By April 24, 2015 Read More →

Paraffin build up prevented by invention from Univ. of Texas

Eliminating paraffin and wax in tubing strings could lower production costs significantly

Wax and paraffin build up in mature oil wells could become a thing of the past, thanks to an invention from University of Texas Austin researchers.


Paraffin and wax build up can require one or two clean outs per year, adding costs and taking well off production.

Petroleum and Geosystems Engineering Prof. Mukul Sharma, along with Drs. Raymond Zowarka, Jr. and Siddharth Pratap in UT’s Center for Electromechanics, have developed a design that generates heat at a localized spot in the production tubing string, melting any wax and paraffin build up.

No external power supply is required, as the heat is generated from the relative motion between a set of magnets and a magnetically conductive surface.The relative motion produces eddy currents that heat the conductor, and the energy input to the unit can be provided by the vertical travel of the sucker rod pump.

Since the invention integrates the heater with existing infrastructure, it requires no changes to the pump jack method of oil delivery.

The accumulation over time of non-volatile compounds in “cold spots” in the tubing creates high pressures and flow constrictions that at the very least contribute to accelerated pump wear, and at worst constrict the flow altogether.

Standard treatment methods include the circulation of hot drilling fluid through the tubing string to melt any buildup of paraffin and wax, and to circulate out the melted material or downhole heater elements that require separate power supplies and create added cost in resources and time to deploy.

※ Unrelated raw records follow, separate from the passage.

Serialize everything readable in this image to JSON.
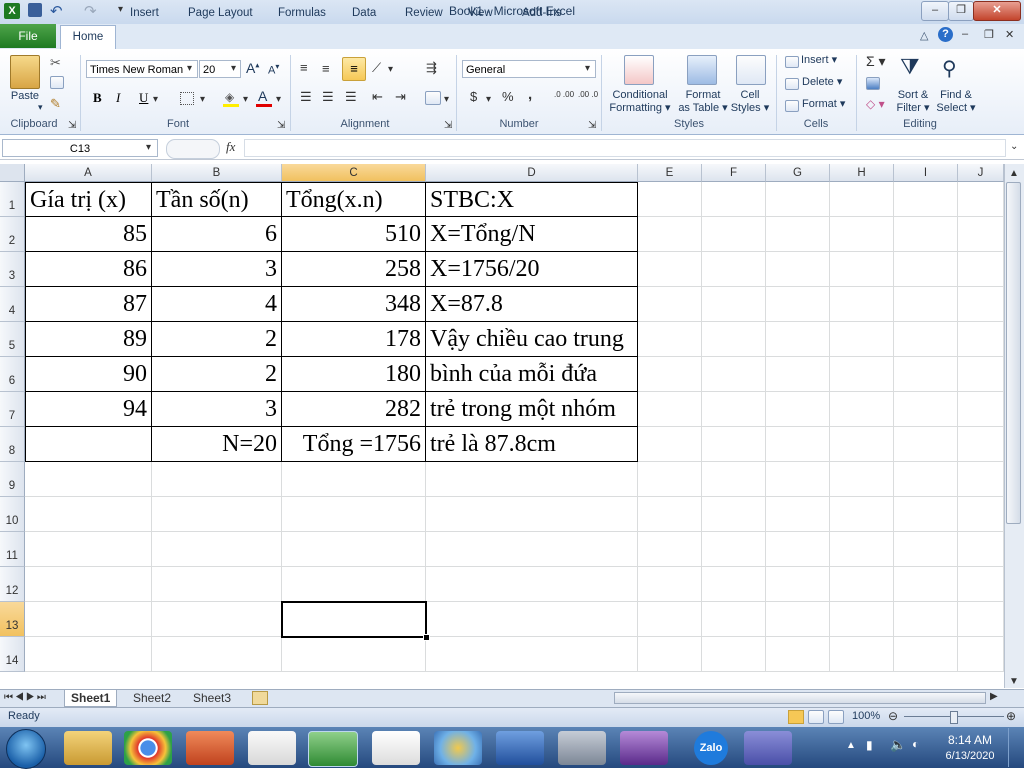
{
  "window": {
    "title": "Book1  -  Microsoft Excel"
  },
  "quick_access": {
    "undo_label": "↶",
    "redo_label": "↷"
  },
  "tabs": [
    "Home",
    "Insert",
    "Page Layout",
    "Formulas",
    "Data",
    "Review",
    "View",
    "Add-Ins"
  ],
  "file_tab": "File",
  "ribbon": {
    "clipboard": {
      "label": "Clipboard",
      "paste": "Paste"
    },
    "font": {
      "label": "Font",
      "name": "Times New Roman",
      "size": "20",
      "bold": "B",
      "italic": "I",
      "underline": "U"
    },
    "alignment": {
      "label": "Alignment"
    },
    "number": {
      "label": "Number",
      "format": "General",
      "currency": "$",
      "percent": "%",
      "comma": ",",
      "inc_decimal": ".0 .00",
      "dec_decimal": ".00 .0"
    },
    "styles": {
      "label": "Styles",
      "conditional": "Conditional\nFormatting",
      "conditional_1": "Conditional",
      "conditional_2": "Formatting",
      "format_table_1": "Format",
      "format_table_2": "as Table",
      "cell_styles_1": "Cell",
      "cell_styles_2": "Styles"
    },
    "cells": {
      "label": "Cells",
      "insert": "Insert",
      "delete": "Delete",
      "format": "Format"
    },
    "editing": {
      "label": "Editing",
      "sort_1": "Sort &",
      "sort_2": "Filter",
      "find_1": "Find &",
      "find_2": "Select"
    }
  },
  "formula_bar": {
    "name_box": "C13",
    "fx": "fx",
    "content": ""
  },
  "columns": [
    "A",
    "B",
    "C",
    "D",
    "E",
    "F",
    "G",
    "H",
    "I",
    "J"
  ],
  "rows": [
    "1",
    "2",
    "3",
    "4",
    "5",
    "6",
    "7",
    "8",
    "9",
    "10",
    "11",
    "12",
    "13",
    "14"
  ],
  "sheet": {
    "r1": [
      "Gía trị (x)",
      "Tần số(n)",
      "Tổng(x.n)",
      "STBC:X"
    ],
    "r2": [
      "85",
      "6",
      "510",
      "X=Tổng/N"
    ],
    "r3": [
      "86",
      "3",
      "258",
      "X=1756/20"
    ],
    "r4": [
      "87",
      "4",
      "348",
      "X=87.8"
    ],
    "r5": [
      "89",
      "2",
      "178",
      "Vậy chiều cao trung"
    ],
    "r6": [
      "90",
      "2",
      "180",
      "bình của mỗi đứa"
    ],
    "r7": [
      "94",
      "3",
      "282",
      "trẻ trong một nhóm"
    ],
    "r8": [
      "",
      "N=20",
      "Tổng =1756",
      "trẻ là 87.8cm"
    ]
  },
  "sheet_tabs": [
    "Sheet1",
    "Sheet2",
    "Sheet3"
  ],
  "status": {
    "text": "Ready",
    "zoom": "100%"
  },
  "taskbar": {
    "time": "8:14 AM",
    "date": "6/13/2020",
    "zalo": "Zalo"
  },
  "colors": {
    "excel_green": "#1e7a22",
    "selection": "#f1c15f",
    "taskbar": "#25497e"
  }
}
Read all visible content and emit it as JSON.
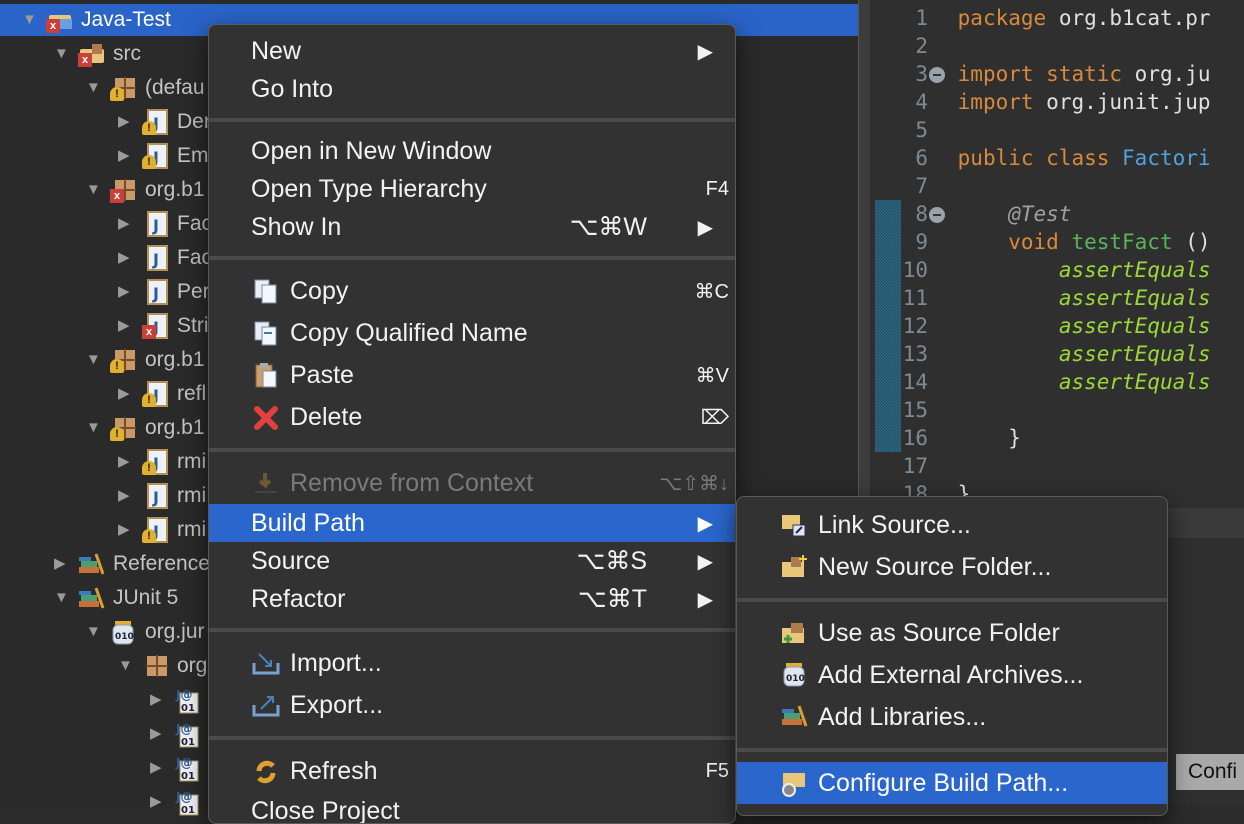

These methods can result in a great deal of heat loss from the surface to the formation, are highly inefficient, and therefore costly.

They are often used several times per year, taking production off-line in order to clean out the wax build up in the production string.

The installation of non-electrically powered heating elements directly in the flow path in the well string and located at the appropriate depths where “cold spots” are known to form eliminates wax buildup in the first place.

The UT Austin invention integrates the heater with the existing infrastructure requiring no changes to the pump jack method of oil delivery. The only change is the potential requirement of slightly increased pumping power to drive the heater.